The pipeline is designed to predict the resistance profile of a given Mycobacterium tuberculosis sample. The pipeline is divided into a couple of steps:

Mapping

The pipeline uses BWA to map the reads to the reference genome. The pipeline can also use minimap2 for nanopore reads. The pipeline will also use samtools to mark duplicate reads in the resulting bam file.

Variant Calling

Variants are called by one of the following tools:

Following the variant calling, the pipeline will annotate the variants using SnpEff.

Variant filtering

The pipeline will filter the variants based on the following parameters:

--depth DEPTH         Minimum depth hard and soft cutoff specified as comma separated values (default: 0,10)
--af AF               Minimum allele frequency hard and soft cutoff specified as comma separated values (default: 0,0.1)
--strand STRAND       Minimum read number per strand hard and soft cutoff specified as comma separated values (default: 0,3)
--sv_depth SV_DEPTH   Structural variant minimum depth hard and soft cutoff specified as comma separated values (default: 0,10)
--sv_af SV_AF         Structural variant minimum allele frequency hard cutoff specified as comma separated values (default: 0.5,0.9)
--sv_len SV_LEN       Structural variant maximum size hard and soft cutoff specified as comma separated values (default: 100000,50000)

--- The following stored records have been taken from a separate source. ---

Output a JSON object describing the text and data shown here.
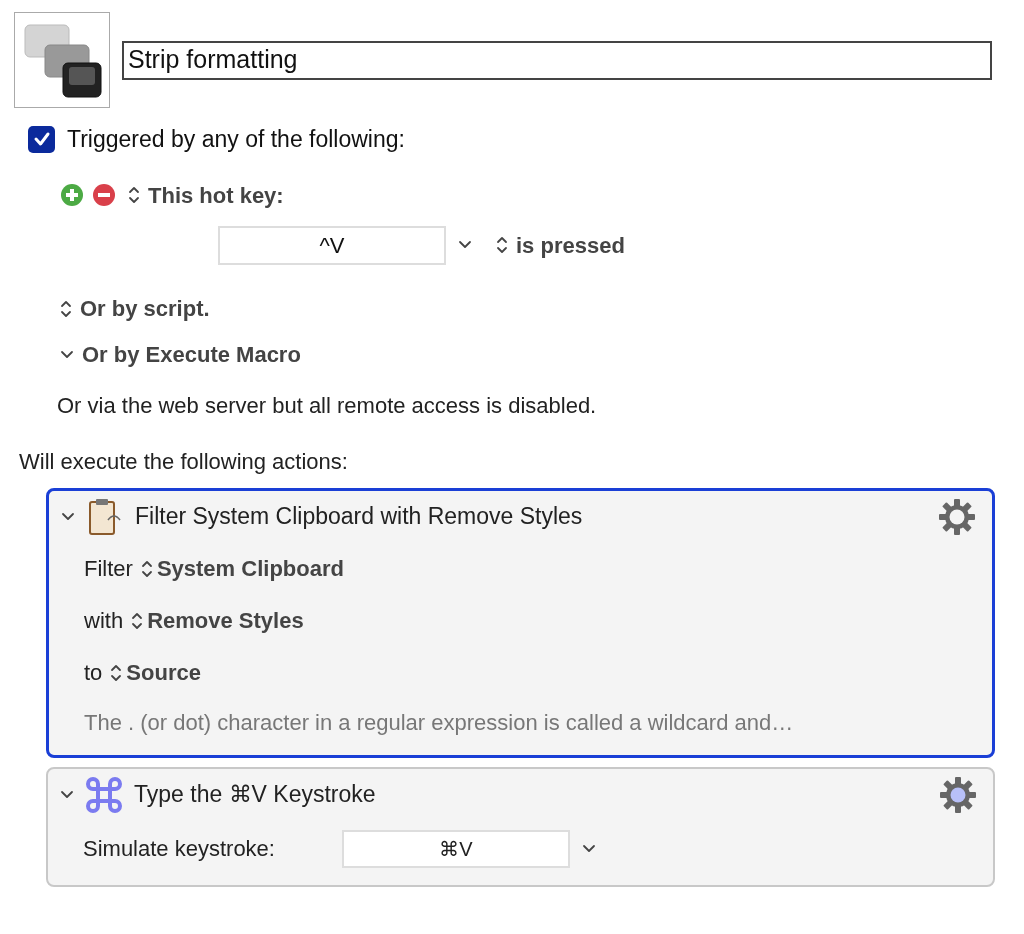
{
  "macro": {
    "name": "Strip formatting"
  },
  "trigger": {
    "label": "Triggered by any of the following:",
    "checked": true
  },
  "hot_key": {
    "label": "This hot key:",
    "key": "^V",
    "condition": "is pressed"
  },
  "other_triggers": [
    {
      "label": "Or by script.",
      "expanded": false
    },
    {
      "label": "Or by Execute Macro",
      "expanded": true
    }
  ],
  "web_note": "Or via the web server but all remote access is disabled.",
  "actions_heading": "Will execute the following actions:",
  "actions": [
    {
      "kind": "filter",
      "title": "Filter System Clipboard with Remove Styles",
      "selected": true,
      "expanded": true,
      "rows": [
        {
          "label": "Filter",
          "value": "System Clipboard"
        },
        {
          "label": "with",
          "value": "Remove Styles"
        },
        {
          "label": "to",
          "value": "Source"
        }
      ],
      "note": "The . (or dot) character in a regular expression is called a wildcard and…"
    },
    {
      "kind": "keystroke",
      "title": "Type the ⌘V Keystroke",
      "selected": false,
      "expanded": true,
      "field_label": "Simulate keystroke:",
      "keystroke": "⌘V"
    }
  ]
}
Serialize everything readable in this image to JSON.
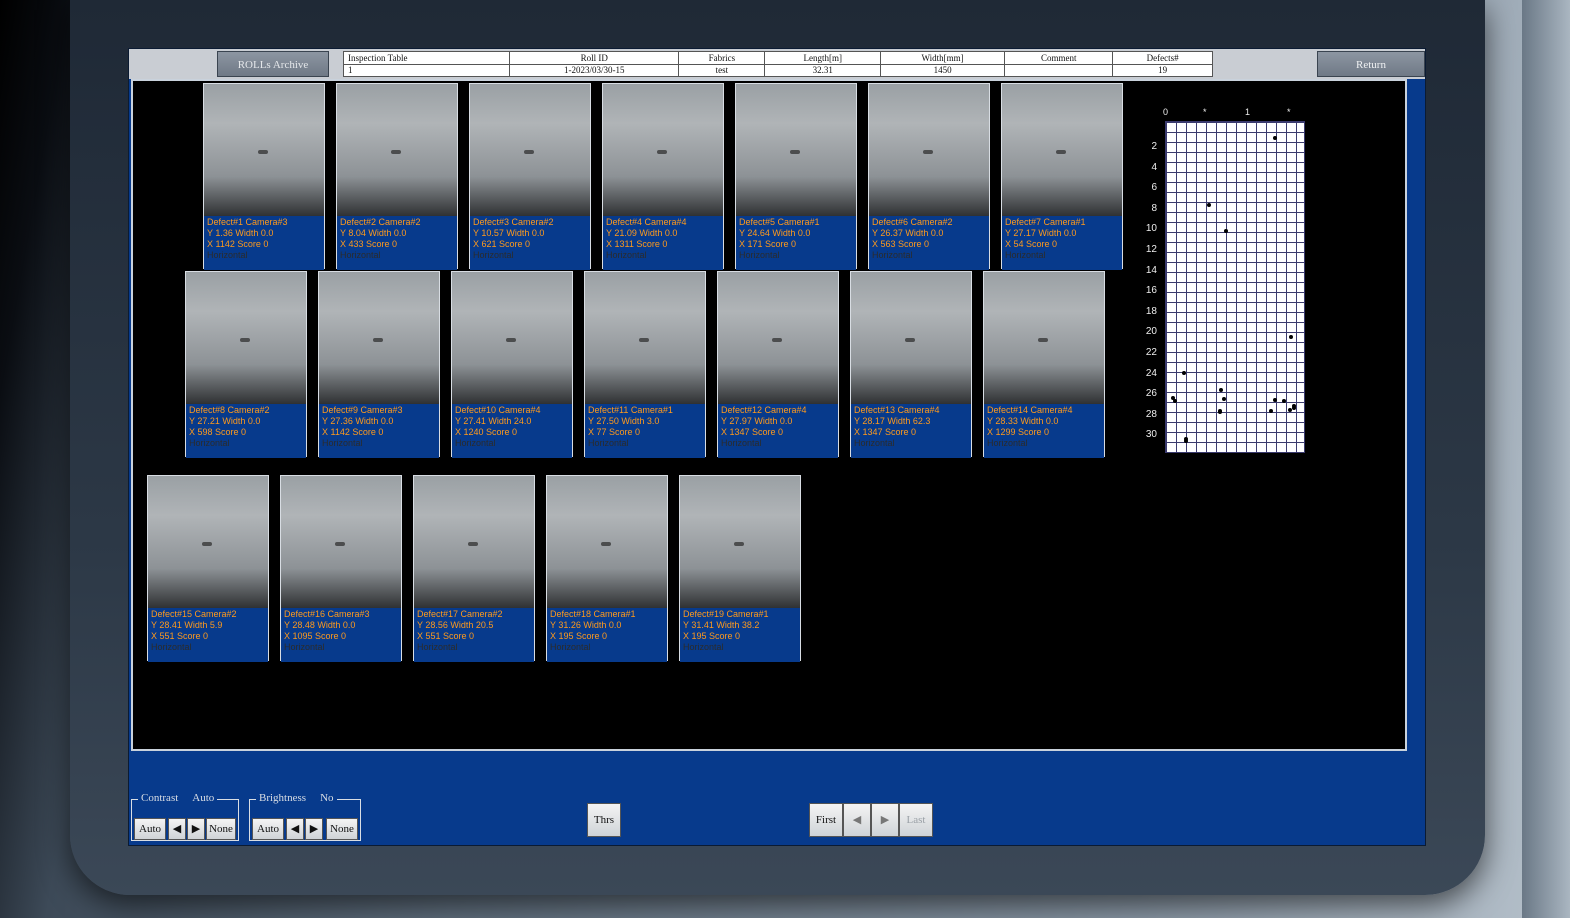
{
  "header": {
    "archive_label": "ROLLs Archive",
    "return_label": "Return",
    "columns": [
      "Inspection Table",
      "Roll ID",
      "Fabrics",
      "Length[m]",
      "Width[mm]",
      "Comment",
      "Defects#"
    ],
    "values": [
      "1",
      "1-2023/03/30-15",
      "test",
      "32.31",
      "1450",
      "",
      "19"
    ]
  },
  "defects": [
    {
      "title": "Defect#1  Camera#3",
      "line2": "Y 1.36  Width 0.0",
      "line3": "X 1142  Score 0",
      "dir": "Horizontal"
    },
    {
      "title": "Defect#2  Camera#2",
      "line2": "Y 8.04  Width 0.0",
      "line3": "X 433  Score 0",
      "dir": "Horizontal"
    },
    {
      "title": "Defect#3  Camera#2",
      "line2": "Y 10.57  Width 0.0",
      "line3": "X 621  Score 0",
      "dir": "Horizontal"
    },
    {
      "title": "Defect#4  Camera#4",
      "line2": "Y 21.09  Width 0.0",
      "line3": "X 1311  Score 0",
      "dir": "Horizontal"
    },
    {
      "title": "Defect#5  Camera#1",
      "line2": "Y 24.64  Width 0.0",
      "line3": "X 171  Score 0",
      "dir": "Horizontal"
    },
    {
      "title": "Defect#6  Camera#2",
      "line2": "Y 26.37  Width 0.0",
      "line3": "X 563  Score 0",
      "dir": "Horizontal"
    },
    {
      "title": "Defect#7  Camera#1",
      "line2": "Y 27.17  Width 0.0",
      "line3": "X  54  Score 0",
      "dir": "Horizontal"
    },
    {
      "title": "Defect#8  Camera#2",
      "line2": "Y 27.21  Width 0.0",
      "line3": "X 598  Score 0",
      "dir": "Horizontal"
    },
    {
      "title": "Defect#9  Camera#3",
      "line2": "Y 27.36  Width 0.0",
      "line3": "X 1142  Score 0",
      "dir": "Horizontal"
    },
    {
      "title": "Defect#10  Camera#4",
      "line2": "Y 27.41  Width 24.0",
      "line3": "X 1240  Score 0",
      "dir": "Horizontal"
    },
    {
      "title": "Defect#11  Camera#1",
      "line2": "Y 27.50  Width 3.0",
      "line3": "X  77  Score 0",
      "dir": "Horizontal"
    },
    {
      "title": "Defect#12  Camera#4",
      "line2": "Y 27.97  Width 0.0",
      "line3": "X 1347  Score 0",
      "dir": "Horizontal"
    },
    {
      "title": "Defect#13  Camera#4",
      "line2": "Y 28.17  Width 62.3",
      "line3": "X 1347  Score 0",
      "dir": "Horizontal"
    },
    {
      "title": "Defect#14  Camera#4",
      "line2": "Y 28.33  Width 0.0",
      "line3": "X 1299  Score 0",
      "dir": "Horizontal"
    },
    {
      "title": "Defect#15  Camera#2",
      "line2": "Y 28.41  Width 5.9",
      "line3": "X  551  Score 0",
      "dir": "Horizontal"
    },
    {
      "title": "Defect#16  Camera#3",
      "line2": "Y 28.48  Width 0.0",
      "line3": "X 1095  Score 0",
      "dir": "Horizontal"
    },
    {
      "title": "Defect#17  Camera#2",
      "line2": "Y 28.56  Width 20.5",
      "line3": "X  551  Score 0",
      "dir": "Horizontal"
    },
    {
      "title": "Defect#18  Camera#1",
      "line2": "Y 31.26  Width 0.0",
      "line3": "X  195  Score 0",
      "dir": "Horizontal"
    },
    {
      "title": "Defect#19  Camera#1",
      "line2": "Y 31.41  Width 38.2",
      "line3": "X  195  Score 0",
      "dir": "Horizontal"
    }
  ],
  "map": {
    "x_labels": [
      "0",
      "*",
      "1",
      "*"
    ],
    "y_labels": [
      "2",
      "4",
      "6",
      "8",
      "10",
      "12",
      "14",
      "16",
      "18",
      "20",
      "22",
      "24",
      "26",
      "28",
      "30"
    ]
  },
  "controls": {
    "contrast": {
      "label": "Contrast",
      "mode": "Auto",
      "auto": "Auto",
      "none": "None"
    },
    "brightness": {
      "label": "Brightness",
      "mode": "No",
      "auto": "Auto",
      "none": "None"
    },
    "thrs": "Thrs",
    "first": "First",
    "last": "Last"
  },
  "colors": {
    "panel": "#073a8c",
    "caption_text": "#ff9a1c"
  }
}
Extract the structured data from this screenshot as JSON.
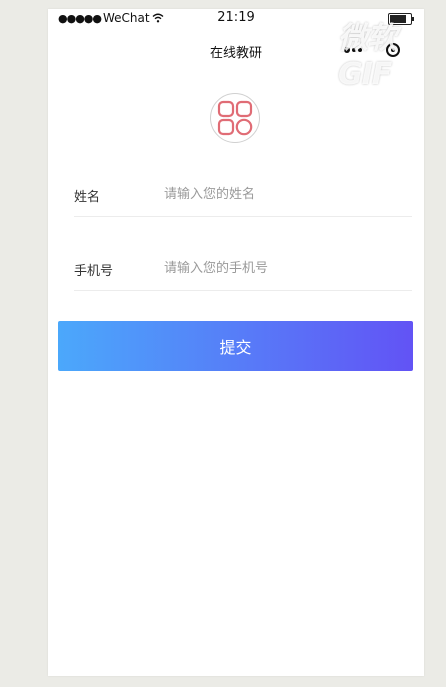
{
  "status_bar": {
    "signal_dots": "●●●●●",
    "carrier": "WeChat",
    "wifi_icon": "wifi-icon",
    "time": "21:19",
    "battery_level": 0.9
  },
  "nav": {
    "title": "在线教研",
    "more_icon": "more-dots-icon",
    "close_icon": "target-close-icon"
  },
  "watermark": "微软GIF",
  "logo": {
    "icon": "grid-apps-icon",
    "color": "#e06c75"
  },
  "form": {
    "name_label": "姓名",
    "name_placeholder": "请输入您的姓名",
    "name_value": "",
    "phone_label": "手机号",
    "phone_placeholder": "请输入您的手机号",
    "phone_value": ""
  },
  "submit_label": "提交",
  "colors": {
    "gradient_start": "#4ba8fb",
    "gradient_end": "#6253f5",
    "background": "#ebebe6"
  }
}
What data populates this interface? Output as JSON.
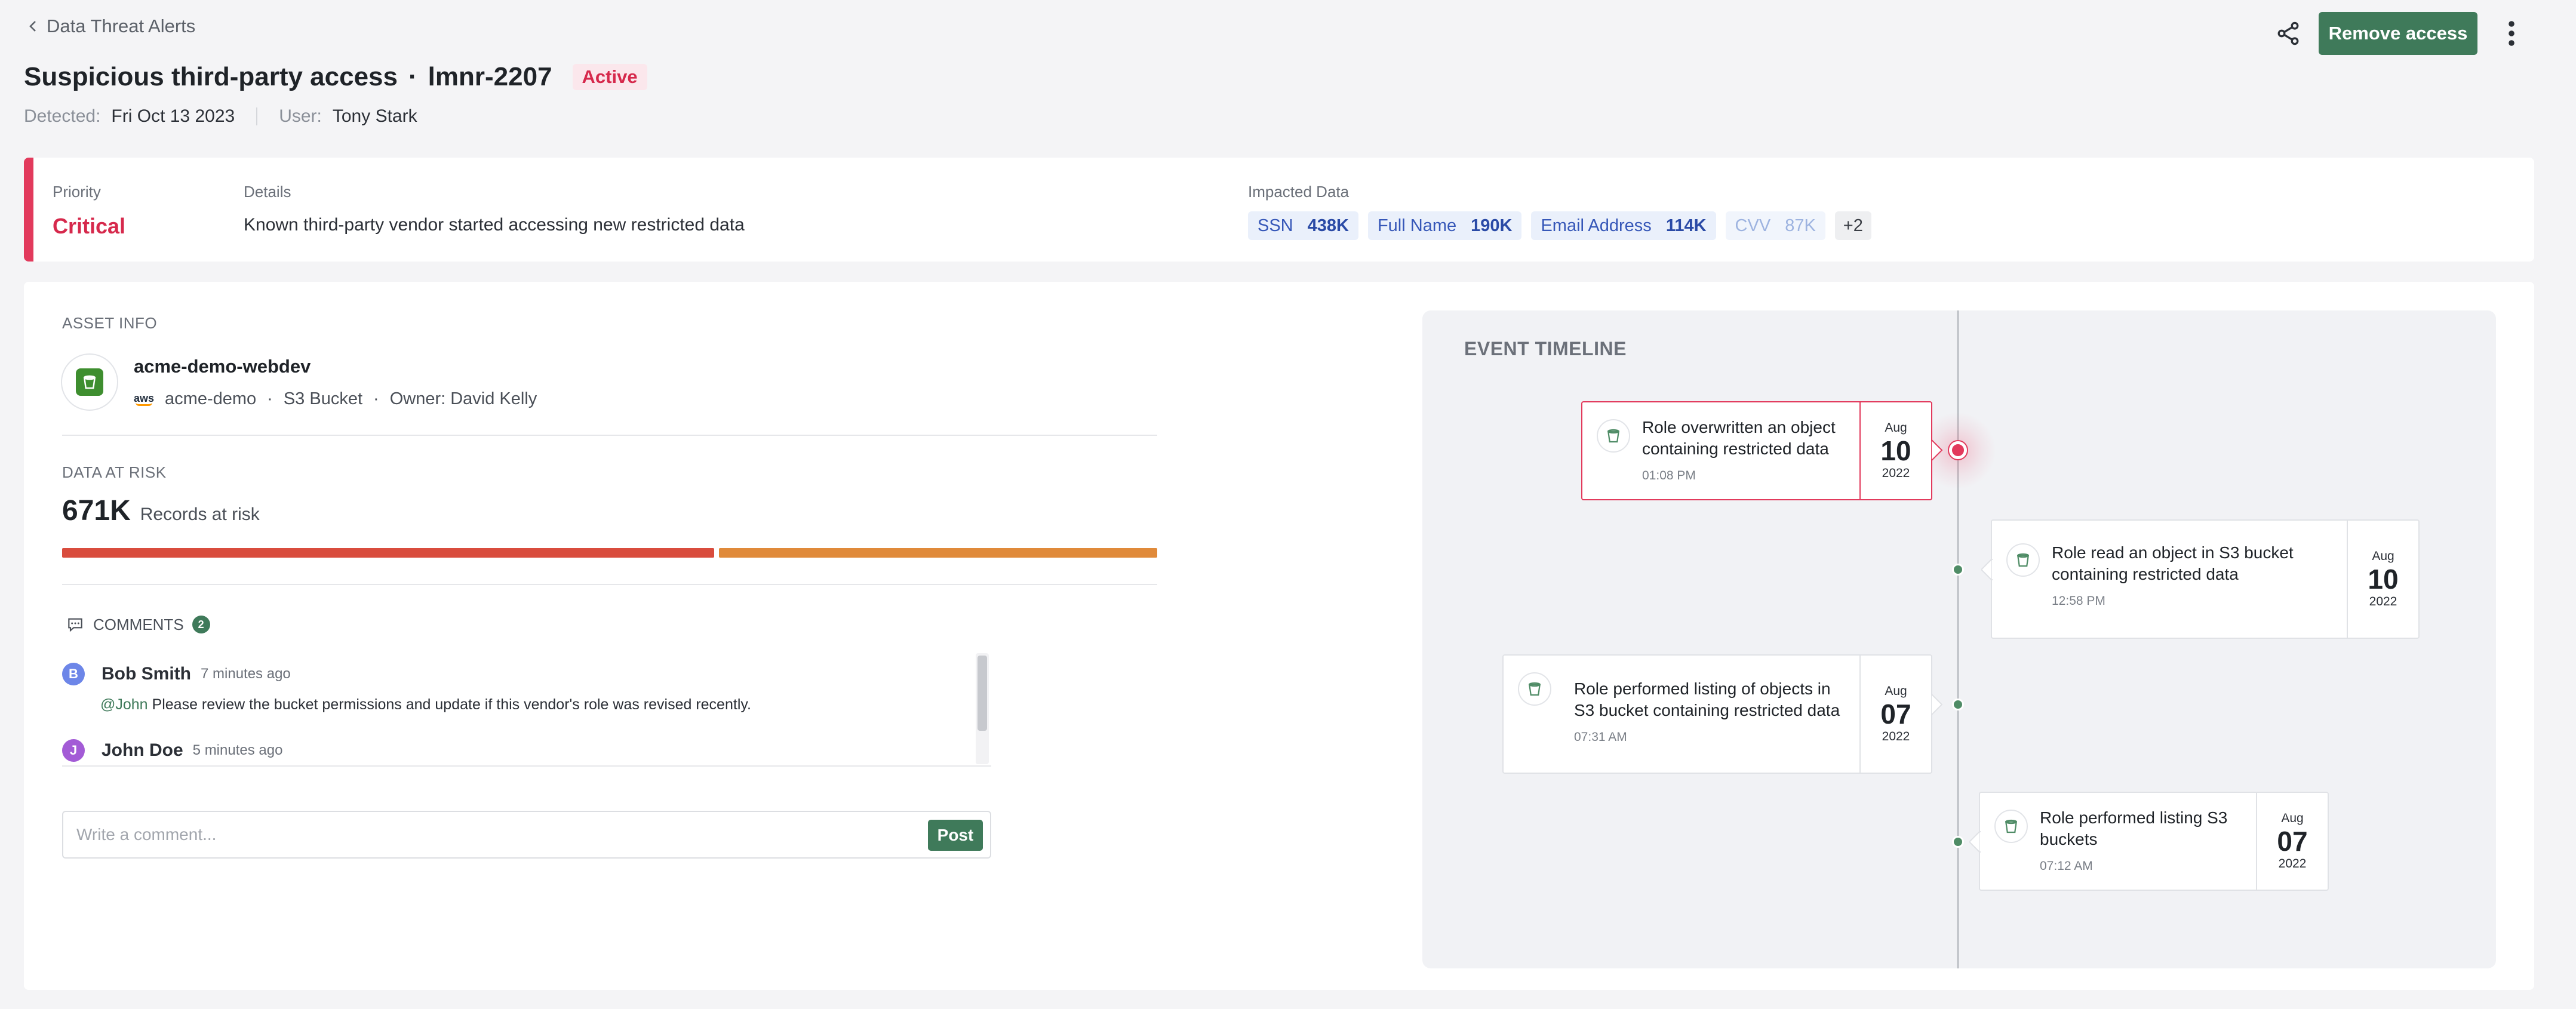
{
  "header": {
    "back_label": "Data Threat Alerts",
    "title": "Suspicious third-party access",
    "title_sep": "·",
    "alert_id": "lmnr-2207",
    "status": "Active",
    "detected_label": "Detected:",
    "detected_value": "Fri Oct 13 2023",
    "user_label": "User:",
    "user_value": "Tony Stark",
    "remove_label": "Remove access"
  },
  "summary": {
    "priority_label": "Priority",
    "priority_value": "Critical",
    "details_label": "Details",
    "details_value": "Known third-party vendor started accessing new restricted data",
    "impacted_label": "Impacted Data",
    "chips": [
      {
        "name": "SSN",
        "count": "438K"
      },
      {
        "name": "Full Name",
        "count": "190K"
      },
      {
        "name": "Email Address",
        "count": "114K"
      },
      {
        "name": "CVV",
        "count": "87K"
      }
    ],
    "more": "+2"
  },
  "asset": {
    "section_label": "ASSET INFO",
    "name": "acme-demo-webdev",
    "cloud_mark": "aws",
    "account": "acme-demo",
    "sep": "·",
    "type": "S3 Bucket",
    "owner": "Owner: David Kelly"
  },
  "data_at_risk": {
    "section_label": "DATA AT RISK",
    "value": "671K",
    "unit": "Records at risk"
  },
  "comments": {
    "section_label": "COMMENTS",
    "count": "2",
    "items": [
      {
        "initial": "B",
        "author": "Bob Smith",
        "time": "7 minutes ago",
        "mention": "@John",
        "text": " Please review the bucket permissions and update if this vendor's role was revised recently."
      },
      {
        "initial": "J",
        "author": "John Doe",
        "time": "5 minutes ago"
      }
    ],
    "placeholder": "Write a comment...",
    "post_label": "Post"
  },
  "timeline": {
    "title": "EVENT TIMELINE",
    "events": [
      {
        "title": "Role overwritten an object containing restricted data",
        "time": "01:08 PM",
        "month": "Aug",
        "day": "10",
        "year": "2022"
      },
      {
        "title": "Role read an object in S3 bucket containing restricted data",
        "time": "12:58 PM",
        "month": "Aug",
        "day": "10",
        "year": "2022"
      },
      {
        "title": "Role performed listing of objects in S3 bucket containing restricted data",
        "time": "07:31 AM",
        "month": "Aug",
        "day": "07",
        "year": "2022"
      },
      {
        "title": "Role performed listing S3 buckets",
        "time": "07:12 AM",
        "month": "Aug",
        "day": "07",
        "year": "2022"
      }
    ]
  },
  "colors": {
    "accent_green": "#3f7a5a",
    "critical_red": "#e23a5c",
    "chip_blue": "#3657b8",
    "risk_red": "#d94c3d",
    "risk_orange": "#e08a3a"
  }
}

The first three are for short variants and the last three are for large deletions. For each of these parameters there are two values. For a variant if the value is less than (or greater than for --sv_len) the first cutoff value it is removed from the analysis. If the value is in between the first and second cutoff values it is maked as "soft fail" and removed from the final predictions but kept in the report in the "qc_fail_variants" section.

For example, the --af flag specifies the minimum allele frequency hard and soft cutoffs. If the default values are set to 0.1 and 0.4 (--af 0.1,0.4). This means that, tb-profiler will filter out mutations with a frequency less than 0.4. Any variant with less than 0.1 in frequency will not be analysed. Anything between 0.1 and 0.4 will be kept in the report but will be flagged as a failing the soft cutoff. This allows the user to decide if they want to keep these variants or not. By default, none of these "soft fail" variant make it into the final collated reports and this is why we do not see any mutations with a frequency less than 0.4 in the dataset.